La réaction du public à l'affaire Woerth - mais aussi à d'autres qui ont émaillé le dernier quinquennat - a clairement montré une sensibilité à fleur de peau sur les questions de "copinage" et sur les collusions entre milieux politiques, médiatiques et économiques. Mathieu Pigasse est certainement un banquier très compétent, sinon, il ne serait pas à la tête de la banque Lazard. Mais parfois, le critère de la pure compétence technique n'est pas le seul qui doive être pris en compte. C'est tellement vrai que les marchés publics sont souvent attribués au "mieux disant" qui n'est pas nécessairement le "moins disant". Dans le choix de ses prestataires, le gouvernement doit faire très attention à ne pas prêter le flanc à la critique, d'où qu'elle provienne. La simple apparence d'un "arrangement" ou d'une faveur peut être politiquement dévastatrice. Même si je ne crois pas une seule seconde que Mathieu Pigasse ait décroché ce marché parce qu'il salarie la compagne d'un ministre, d'autres vont le croire, les apparences étant contre Pigasse et le gouvernement. Par contre, je suis nettement moins sûr que les accointances politiques manifestées au cours de la campagne par Mathieu Pigasse n'aient eu aucune influence sur le choix de Bercy de recourir aux services de la banque Lazard.
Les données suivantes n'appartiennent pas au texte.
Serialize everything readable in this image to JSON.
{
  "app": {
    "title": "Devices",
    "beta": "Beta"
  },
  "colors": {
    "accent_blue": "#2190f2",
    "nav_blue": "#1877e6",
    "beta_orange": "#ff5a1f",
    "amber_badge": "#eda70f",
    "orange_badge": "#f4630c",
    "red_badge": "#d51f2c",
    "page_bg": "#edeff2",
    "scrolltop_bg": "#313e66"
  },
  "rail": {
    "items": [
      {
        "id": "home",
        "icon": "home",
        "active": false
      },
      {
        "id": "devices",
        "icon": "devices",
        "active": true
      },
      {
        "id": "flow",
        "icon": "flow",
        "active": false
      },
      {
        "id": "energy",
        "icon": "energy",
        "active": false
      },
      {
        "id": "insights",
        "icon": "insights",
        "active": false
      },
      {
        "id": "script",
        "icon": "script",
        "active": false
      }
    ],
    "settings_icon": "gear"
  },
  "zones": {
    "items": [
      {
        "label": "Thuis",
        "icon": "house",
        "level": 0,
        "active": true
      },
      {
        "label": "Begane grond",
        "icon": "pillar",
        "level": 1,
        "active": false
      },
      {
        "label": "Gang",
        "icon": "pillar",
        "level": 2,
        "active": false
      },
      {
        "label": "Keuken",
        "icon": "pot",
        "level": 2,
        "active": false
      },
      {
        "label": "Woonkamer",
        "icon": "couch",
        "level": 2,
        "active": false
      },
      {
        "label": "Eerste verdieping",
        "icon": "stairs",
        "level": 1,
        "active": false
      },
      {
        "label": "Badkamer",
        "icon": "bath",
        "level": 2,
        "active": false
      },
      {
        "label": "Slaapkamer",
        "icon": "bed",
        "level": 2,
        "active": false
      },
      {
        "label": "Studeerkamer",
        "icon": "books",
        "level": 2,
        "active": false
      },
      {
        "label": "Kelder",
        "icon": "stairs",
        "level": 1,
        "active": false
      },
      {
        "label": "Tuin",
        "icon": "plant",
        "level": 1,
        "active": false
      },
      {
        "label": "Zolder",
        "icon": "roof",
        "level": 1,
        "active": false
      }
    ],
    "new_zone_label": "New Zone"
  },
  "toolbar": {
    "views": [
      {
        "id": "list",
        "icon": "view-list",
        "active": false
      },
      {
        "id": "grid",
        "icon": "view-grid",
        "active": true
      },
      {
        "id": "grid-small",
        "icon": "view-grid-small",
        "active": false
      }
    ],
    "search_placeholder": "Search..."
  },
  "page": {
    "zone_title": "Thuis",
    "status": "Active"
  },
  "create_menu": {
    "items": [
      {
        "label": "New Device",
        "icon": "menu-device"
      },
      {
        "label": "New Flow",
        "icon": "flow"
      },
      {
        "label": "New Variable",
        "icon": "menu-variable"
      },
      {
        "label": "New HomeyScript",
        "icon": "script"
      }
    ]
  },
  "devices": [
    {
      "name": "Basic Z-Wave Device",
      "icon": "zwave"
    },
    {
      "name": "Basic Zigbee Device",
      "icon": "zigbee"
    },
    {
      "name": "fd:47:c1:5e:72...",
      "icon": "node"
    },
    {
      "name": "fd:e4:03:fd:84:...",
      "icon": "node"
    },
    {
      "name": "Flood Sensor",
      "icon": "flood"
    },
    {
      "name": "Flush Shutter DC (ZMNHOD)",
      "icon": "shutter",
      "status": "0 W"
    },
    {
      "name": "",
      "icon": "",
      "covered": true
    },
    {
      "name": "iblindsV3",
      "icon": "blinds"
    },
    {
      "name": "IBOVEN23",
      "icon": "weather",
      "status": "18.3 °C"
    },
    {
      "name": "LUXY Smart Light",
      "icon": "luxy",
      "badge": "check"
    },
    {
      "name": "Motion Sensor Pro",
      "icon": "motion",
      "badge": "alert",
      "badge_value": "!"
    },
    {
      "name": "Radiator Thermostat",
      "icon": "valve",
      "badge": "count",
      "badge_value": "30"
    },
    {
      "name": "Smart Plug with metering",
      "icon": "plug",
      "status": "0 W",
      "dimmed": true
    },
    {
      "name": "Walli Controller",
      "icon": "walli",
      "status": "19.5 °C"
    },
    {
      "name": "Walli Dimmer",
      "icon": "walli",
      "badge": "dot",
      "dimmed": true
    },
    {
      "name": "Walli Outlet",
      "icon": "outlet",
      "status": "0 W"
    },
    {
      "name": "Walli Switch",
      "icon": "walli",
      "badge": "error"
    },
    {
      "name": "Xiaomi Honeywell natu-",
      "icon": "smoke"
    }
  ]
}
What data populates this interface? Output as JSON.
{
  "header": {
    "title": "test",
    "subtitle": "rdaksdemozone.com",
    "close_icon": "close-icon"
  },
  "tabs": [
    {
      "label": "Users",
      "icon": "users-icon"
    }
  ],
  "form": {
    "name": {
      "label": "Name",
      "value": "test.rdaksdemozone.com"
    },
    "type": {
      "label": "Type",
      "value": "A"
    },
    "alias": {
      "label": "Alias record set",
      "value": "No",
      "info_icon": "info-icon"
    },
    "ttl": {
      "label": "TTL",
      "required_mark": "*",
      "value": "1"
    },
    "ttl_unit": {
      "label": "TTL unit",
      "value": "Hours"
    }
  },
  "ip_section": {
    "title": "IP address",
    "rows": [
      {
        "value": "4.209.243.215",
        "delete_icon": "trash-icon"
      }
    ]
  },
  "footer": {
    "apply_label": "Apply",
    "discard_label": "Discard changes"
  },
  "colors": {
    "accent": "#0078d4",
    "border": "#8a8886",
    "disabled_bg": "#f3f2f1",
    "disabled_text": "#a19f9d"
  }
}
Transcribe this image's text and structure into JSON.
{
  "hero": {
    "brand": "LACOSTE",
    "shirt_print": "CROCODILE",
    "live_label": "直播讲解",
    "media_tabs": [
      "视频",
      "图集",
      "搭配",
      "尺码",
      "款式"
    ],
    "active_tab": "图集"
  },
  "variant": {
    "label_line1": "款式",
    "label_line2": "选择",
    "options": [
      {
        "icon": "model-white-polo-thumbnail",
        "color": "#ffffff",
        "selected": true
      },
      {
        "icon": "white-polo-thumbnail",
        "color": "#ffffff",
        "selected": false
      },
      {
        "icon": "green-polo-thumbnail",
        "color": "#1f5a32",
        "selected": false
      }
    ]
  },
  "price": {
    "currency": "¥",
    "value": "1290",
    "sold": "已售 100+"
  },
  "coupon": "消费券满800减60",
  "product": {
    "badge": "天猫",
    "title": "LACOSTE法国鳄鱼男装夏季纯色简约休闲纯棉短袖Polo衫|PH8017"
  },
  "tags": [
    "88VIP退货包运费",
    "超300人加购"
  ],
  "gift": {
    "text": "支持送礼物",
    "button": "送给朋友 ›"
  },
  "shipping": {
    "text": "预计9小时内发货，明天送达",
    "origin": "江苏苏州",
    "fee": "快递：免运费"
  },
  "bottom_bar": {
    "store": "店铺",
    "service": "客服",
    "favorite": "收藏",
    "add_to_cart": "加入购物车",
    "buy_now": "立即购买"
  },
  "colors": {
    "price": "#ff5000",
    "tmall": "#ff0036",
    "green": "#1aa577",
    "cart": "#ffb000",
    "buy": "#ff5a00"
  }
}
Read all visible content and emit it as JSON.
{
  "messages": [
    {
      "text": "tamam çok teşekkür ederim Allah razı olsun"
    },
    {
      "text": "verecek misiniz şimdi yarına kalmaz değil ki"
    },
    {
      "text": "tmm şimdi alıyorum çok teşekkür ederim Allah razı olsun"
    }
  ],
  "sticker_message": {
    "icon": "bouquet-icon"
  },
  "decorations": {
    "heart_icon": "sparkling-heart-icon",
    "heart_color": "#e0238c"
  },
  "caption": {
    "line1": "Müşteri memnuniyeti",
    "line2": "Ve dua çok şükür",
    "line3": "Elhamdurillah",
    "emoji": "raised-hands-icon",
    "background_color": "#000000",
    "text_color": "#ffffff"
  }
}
Le problème pour le gouvernement, c'est que, il aura beau nier, dans ces cas-là, c'est parole contre parole, puisqu'on ne peut pas prouver que l'on n'a pas fait quelque chose. Restera le soupçon, et une dégradation de l'image du gouvernement. C'est d'autant plus délicat à gérer que François Hollande a mis la barre très haut sur ce sujet pendant la campagne. Il y avait certainement d'autres banquiers conseils compétents, dépourvus de liens avec le PS. Une erreur de plus qui, et c'est le plus triste, aurait pu être évitée avec un petit peu de sens politique.